The UK’s independent Nuffield Council on Bioethics prepared this 2018 report in response to recent developments in biological genome editing techniques. The report provides background, speculation on future directions of the technology, an analysis of a range of ethical considerations, and recommendations for governance of human germline genome editing. The report broadly determines that the important ethical considerations limit the range of applications for germline editing.

A case against a moratorium on germline gene editing

Reflecting on Lander et al.’s call for a moratorium on human germline gene editing, biomedical ethicist G. Owen Schaefer makes several arguments why a moratorium is neither desirable nor necessary while also emphasizing the importance of greater public deliberation. Interestingly, he includes whether to impose a moratorium on human germline gene editing research as a decision that should require public input.

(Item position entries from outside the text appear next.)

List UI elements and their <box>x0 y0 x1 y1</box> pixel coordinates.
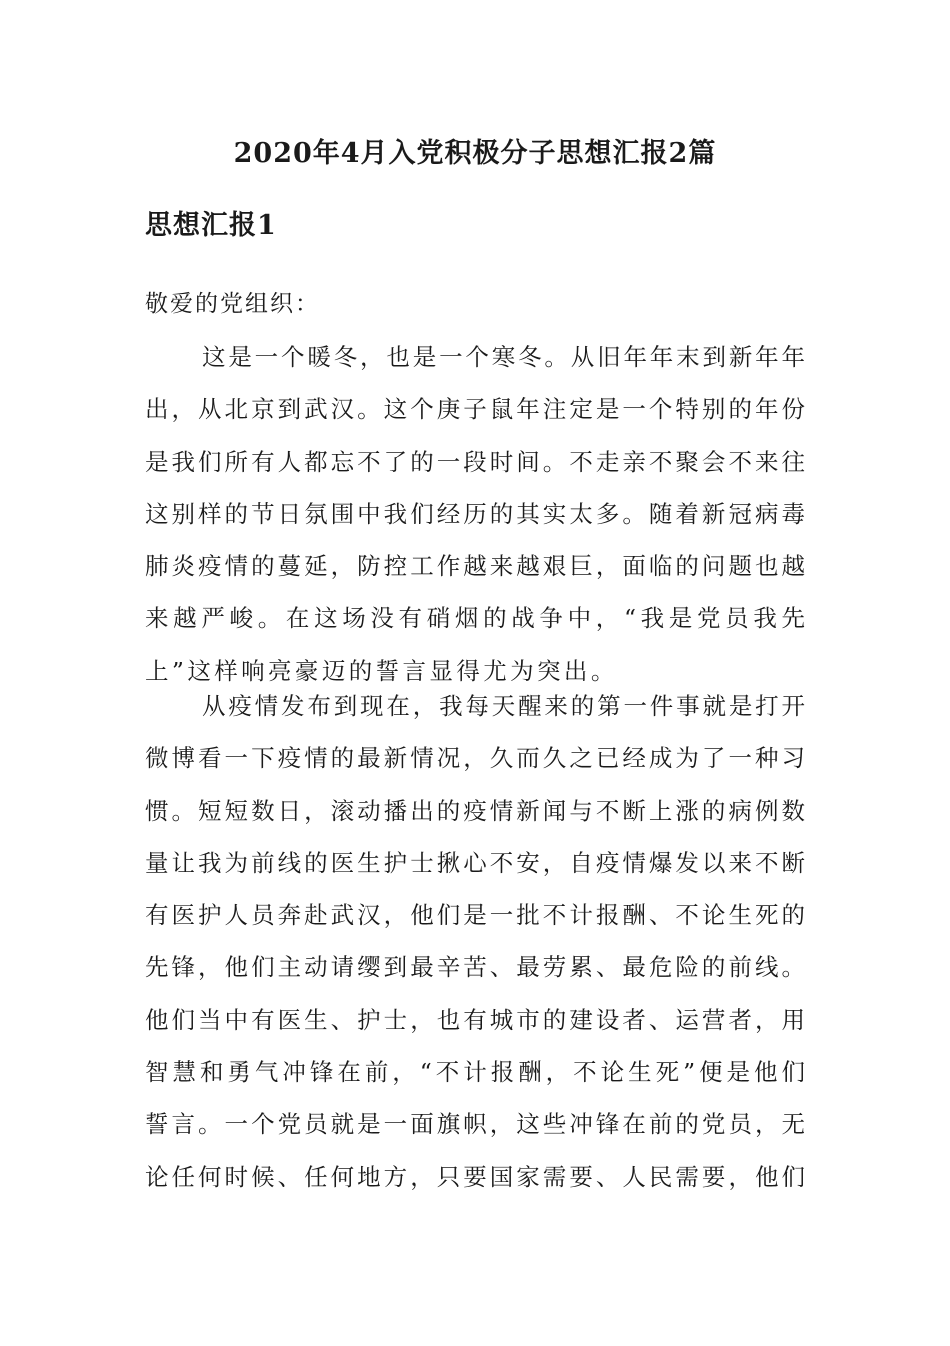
paragraph-line: 这是一个暖冬，也是一个寒冬。从旧年年末到新年年 <box>202 343 805 371</box>
paragraph-line: 有医护人员奔赴武汉，他们是一批不计报酬、不论生死的 <box>145 901 805 930</box>
paragraph-line: 量让我为前线的医生护士揪心不安，自疫情爆发以来不断 <box>145 848 805 877</box>
paragraph-line: 肺炎疫情的蔓延，防控工作越来越艰巨，面临的问题也越 <box>145 552 805 581</box>
paragraph-line: 从疫情发布到现在，我每天醒来的第一件事就是打开 <box>202 692 805 720</box>
paragraph-line: 智慧和勇气冲锋在前，“不计报酬，不论生死”便是他们 <box>145 1058 805 1087</box>
document-title: 2020年4月入党积极分子思想汇报2篇 <box>233 138 717 169</box>
paragraph-line: 上”这样响亮豪迈的誓言显得尤为突出。 <box>145 656 618 685</box>
paragraph-line: 惯。短短数日，滚动播出的疫情新闻与不断上涨的病例数 <box>145 796 805 825</box>
paragraph-line: 出，从北京到武汉。这个庚子鼠年注定是一个特别的年份 <box>145 395 805 424</box>
paragraph-line: 这别样的节日氛围中我们经历的其实太多。随着新冠病毒 <box>145 499 805 528</box>
paragraph-line: 来越严峻。在这场没有硝烟的战争中，“我是党员我先 <box>145 604 805 633</box>
paragraph-line: 论任何时候、任何地方，只要国家需要、人民需要，他们 <box>145 1162 805 1191</box>
salutation: 敬爱的党组织： <box>145 291 320 317</box>
paragraph-line: 他们当中有医生、护士，也有城市的建设者、运营者，用 <box>145 1005 805 1034</box>
paragraph-2 <box>145 680 805 1203</box>
paragraph-line: 微博看一下疫情的最新情况，久而久之已经成为了一种习 <box>145 744 805 773</box>
paragraph-line: 是我们所有人都忘不了的一段时间。不走亲不聚会不来往 <box>145 447 805 476</box>
paragraph-1 <box>145 331 805 697</box>
paragraph-line: 先锋，他们主动请缨到最辛苦、最劳累、最危险的前线。 <box>145 953 805 982</box>
section-heading: 思想汇报1 <box>145 210 277 241</box>
paragraph-line: 誓言。一个党员就是一面旗帜，这些冲锋在前的党员，无 <box>145 1110 805 1139</box>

NIH supports call for moratorium on clinical uses of germline gene editing

At the same time Lander et al. published their call for a voluntary moratorium on heritable human germline editing, two leaders of the US National Institutes of Health (NIH) voiced their support. In this brief Nature correspondence on behalf of NIH, Wolinetz, the acting Chief of Staff, and Collins, the Director, also voice support for a process of “substantive debate” and allow that this may result in a ban of human germline editing in the future. The authors also note that NIH is presently prohibited from supporting research on human germline gene editing.

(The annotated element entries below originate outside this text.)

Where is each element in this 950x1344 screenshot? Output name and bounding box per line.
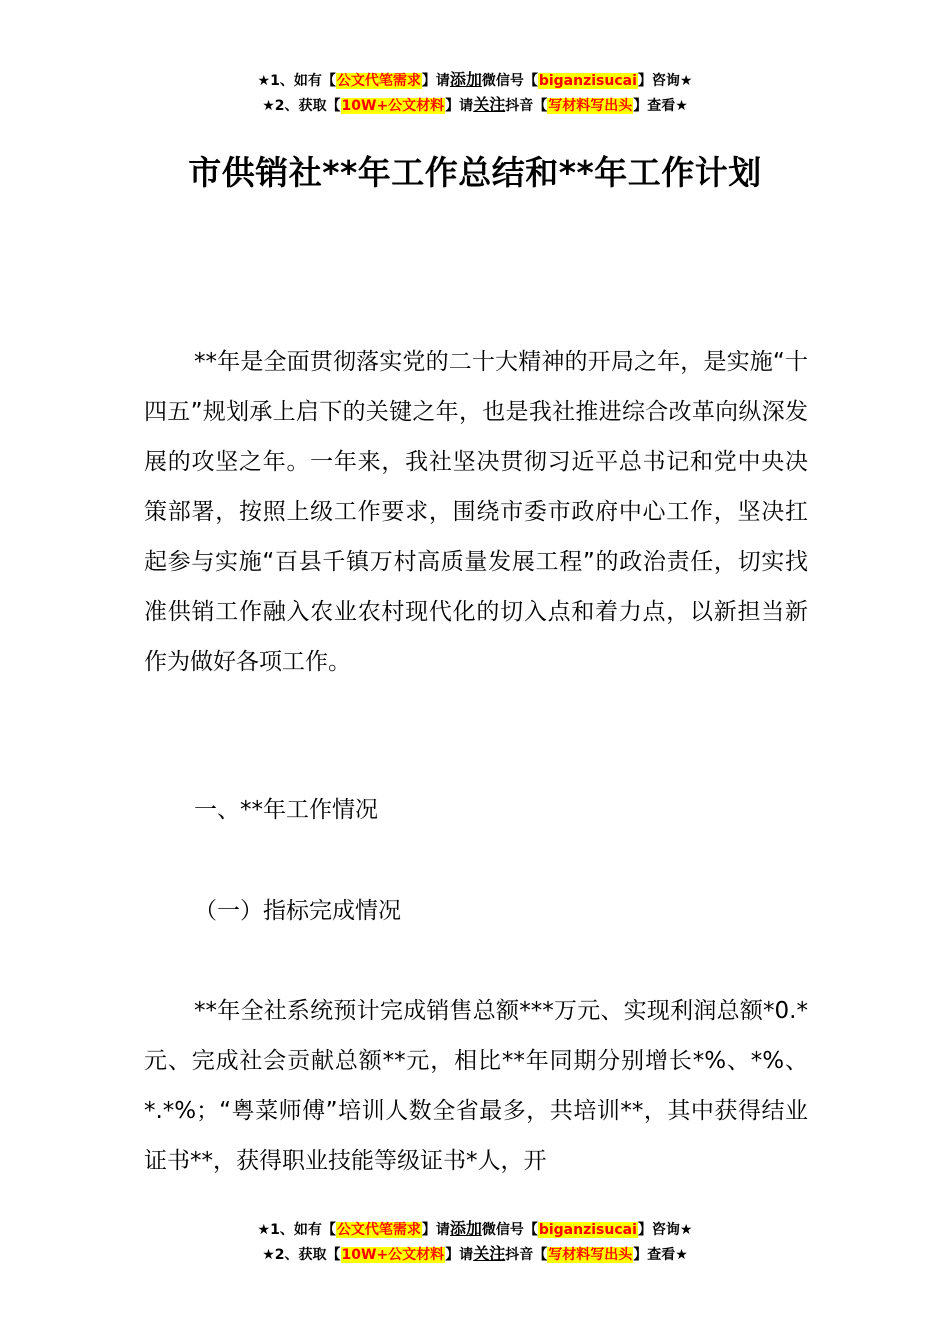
douyin-account-highlight: 写材料写出头 bbox=[548, 98, 633, 114]
banner-text: 】请 bbox=[421, 1222, 450, 1238]
banner-emphasis: 关注 bbox=[473, 1244, 506, 1263]
banner-emphasis: 关注 bbox=[473, 95, 506, 114]
banner-text: 微信号【 bbox=[481, 1222, 538, 1238]
banner-text: 】咨询★ bbox=[637, 1222, 693, 1238]
footer-banner-line-1 bbox=[0, 1217, 950, 1242]
banner-text: 抖音【 bbox=[505, 1247, 548, 1263]
section-heading: 一、**年工作情况 bbox=[194, 797, 378, 823]
banner-text: 】查看★ bbox=[633, 98, 688, 114]
douyin-account-highlight: 写材料写出头 bbox=[548, 1247, 633, 1263]
banner-text: 抖音【 bbox=[505, 98, 548, 114]
materials-highlight: 10W+公文材料 bbox=[341, 98, 445, 114]
banner-text: ★2、获取【 bbox=[262, 98, 341, 114]
banner-text: 】请 bbox=[421, 73, 450, 89]
banner-text: 】请 bbox=[445, 98, 474, 114]
ghostwriting-service-highlight: 公文代笔需求 bbox=[336, 73, 421, 89]
intro-paragraph: **年是全面贯彻落实党的二十大精神的开局之年，是实施“十四五”规划承上启下的关键之年，也是我社推进综合改革向纵深发展的攻坚之年。一年来，我社坚决贯彻习近平总书记和党中央决策部署，按照上级工作要求，围绕市委市政府中心工作，坚决扛起参与实施“百县千镇万村高质量发展工程”的政治责任，切实找准供销工作融入农业农村现代化的切入点和着力点，以新担当新作为做好各项工作。 bbox=[144, 349, 808, 675]
header-banner bbox=[0, 68, 950, 118]
banner-text: 】请 bbox=[445, 1247, 474, 1263]
banner-text: ★1、如有【 bbox=[257, 73, 336, 89]
materials-highlight: 10W+公文材料 bbox=[341, 1247, 445, 1263]
header-banner-line-1 bbox=[0, 68, 950, 93]
banner-emphasis: 添加 bbox=[449, 70, 482, 89]
wechat-id-highlight: biganzisucai bbox=[538, 1222, 637, 1238]
wechat-id-highlight: biganzisucai bbox=[538, 73, 637, 89]
subsection-heading: （一）指标完成情况 bbox=[194, 898, 401, 924]
footer-banner-line-2 bbox=[0, 1242, 950, 1267]
header-banner-line-2 bbox=[0, 93, 950, 118]
ghostwriting-service-highlight: 公文代笔需求 bbox=[336, 1222, 421, 1238]
footer-banner bbox=[0, 1217, 950, 1267]
indicator-paragraph: **年全社系统预计完成销售总额***万元、实现利润总额*0.*元、完成社会贡献总额**元，相比**年同期分别增长*%、*%、*.*%；“粤菜师傅”培训人数全省最多，共培训**，其中获得结业证书**，获得职业技能等级证书*人，开 bbox=[144, 998, 808, 1174]
banner-text: 】咨询★ bbox=[637, 73, 693, 89]
banner-emphasis: 添加 bbox=[449, 1219, 482, 1238]
banner-text: ★2、获取【 bbox=[262, 1247, 341, 1263]
banner-text: 】查看★ bbox=[633, 1247, 688, 1263]
banner-text: 微信号【 bbox=[481, 73, 538, 89]
banner-text: ★1、如有【 bbox=[257, 1222, 336, 1238]
document-title: 市供销社**年工作总结和**年工作计划 bbox=[188, 153, 762, 192]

Human germline gene editing is bioart: an open letter to Lulu and Nana

In the form of an open letter published in the DIY-biologist and fablab-focused Makery, bioartist and Adam Zaretsky provides an artistic critique of not only the rationale driving the editing and implantation of human embryos, but also the rationale driving bioethics and the proposition of research moratoria. Eschewing the common tendency to ascribe the provenance of Lulu and Nana as the whims of an ambitious rogue scientist, Zaretsky conceives of their parentage well beyond strict genetic heritage.

Slow Science

In a chapter of her 2019 book Altered Inheritance, bioethicist and philosopher Françoise Baylis discusses how the decision the National Academies of Sciences and Medicine made not to invoke the word moratorium in their 2015 statement. This decision, Baylis argues, was partially attributable to fear of a permanent ban within the research community. However, the decision also left the door open to the softened guidance in the 2017 report released under the same National Academies initiative. He Jiankui specifically referenced this report in an application for his experimental research.